5. Comb. and Attrib. (in sense 2 b) as boiler-house, explosion; boiler-alarm, an apparatus for indicating lowness of water in a boiler; boiler-feeder, an apparatus for supplying a boiler with water; boiler-float, a float that by its rising or falling turns the feed-water off or on; boilerful, the amount of water or steam that will fill a boiler; boiler-iron, -plate, rolled iron of 1/4 to 1/2-inch thickness, used for making steam-boilers, etc.; boiler-maker: a maker of boilers for engines; boiler-man, a man who attends to a boiler; boiler-protector, a coating to prevent the escape of heat from a boiler; boiler-smith, a boiler-maker; boiler-tube, one of the tubes by which heat is diffused through the water in a boiler.
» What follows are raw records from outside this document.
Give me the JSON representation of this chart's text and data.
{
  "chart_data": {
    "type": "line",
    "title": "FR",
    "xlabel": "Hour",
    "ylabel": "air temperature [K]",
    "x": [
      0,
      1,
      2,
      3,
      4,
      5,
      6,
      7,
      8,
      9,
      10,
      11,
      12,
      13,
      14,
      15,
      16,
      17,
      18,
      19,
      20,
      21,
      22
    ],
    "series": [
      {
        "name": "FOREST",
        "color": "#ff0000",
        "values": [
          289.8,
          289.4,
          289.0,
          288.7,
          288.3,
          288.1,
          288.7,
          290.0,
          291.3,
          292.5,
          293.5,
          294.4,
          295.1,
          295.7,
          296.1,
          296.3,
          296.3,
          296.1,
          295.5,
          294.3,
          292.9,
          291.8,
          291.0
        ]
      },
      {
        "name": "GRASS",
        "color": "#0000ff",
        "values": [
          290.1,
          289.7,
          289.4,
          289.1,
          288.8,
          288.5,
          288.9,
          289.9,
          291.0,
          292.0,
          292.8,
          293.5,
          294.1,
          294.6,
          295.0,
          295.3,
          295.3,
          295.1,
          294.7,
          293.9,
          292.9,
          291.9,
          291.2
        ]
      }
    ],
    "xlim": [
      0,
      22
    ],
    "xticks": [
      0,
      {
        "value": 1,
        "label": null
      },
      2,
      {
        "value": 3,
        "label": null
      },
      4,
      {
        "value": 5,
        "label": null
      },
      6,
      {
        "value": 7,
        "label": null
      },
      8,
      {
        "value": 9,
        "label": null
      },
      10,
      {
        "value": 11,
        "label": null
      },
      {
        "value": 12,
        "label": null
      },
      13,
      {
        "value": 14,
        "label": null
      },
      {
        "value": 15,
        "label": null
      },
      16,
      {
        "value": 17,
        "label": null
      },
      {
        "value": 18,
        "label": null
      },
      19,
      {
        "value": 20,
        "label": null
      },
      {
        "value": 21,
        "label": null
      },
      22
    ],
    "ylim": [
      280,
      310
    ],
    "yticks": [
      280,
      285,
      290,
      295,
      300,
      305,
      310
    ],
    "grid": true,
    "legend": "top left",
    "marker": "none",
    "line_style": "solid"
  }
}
1842. Coventry Standard, 30 Sept., 3/2. The daughters and mother commenced throwing scalding water at the three men, having heated a *boilerful.
1883. Knowledge, 1 June, 323/2. A boilerful of steam.
1885. Pall Mall Gaz., 14 Feb., 7/2. A *boiler explosion occurred at the Mid Kent Brickworks, Beckenham, yesterday. The *boiler-house was completely demolished.
1865. Derby Mercury, 25 Jan., 5/4. The principal engineers and boiler makers in the united kingdom.
1834. M. Scott, Cruise Midge (1859), 390. The cries of the *Boilermen to the fire makers.
1860. W. Fordyce, Hist. Coal, &c. 112. Various descriptions of Iron, such as nail-rods, *boiler-plates, hoop and sheet iron.
1875. Ure, Dict. Arts, I. 410. The average resistance of boiler plates is reckoned at 20 tons to the square inch.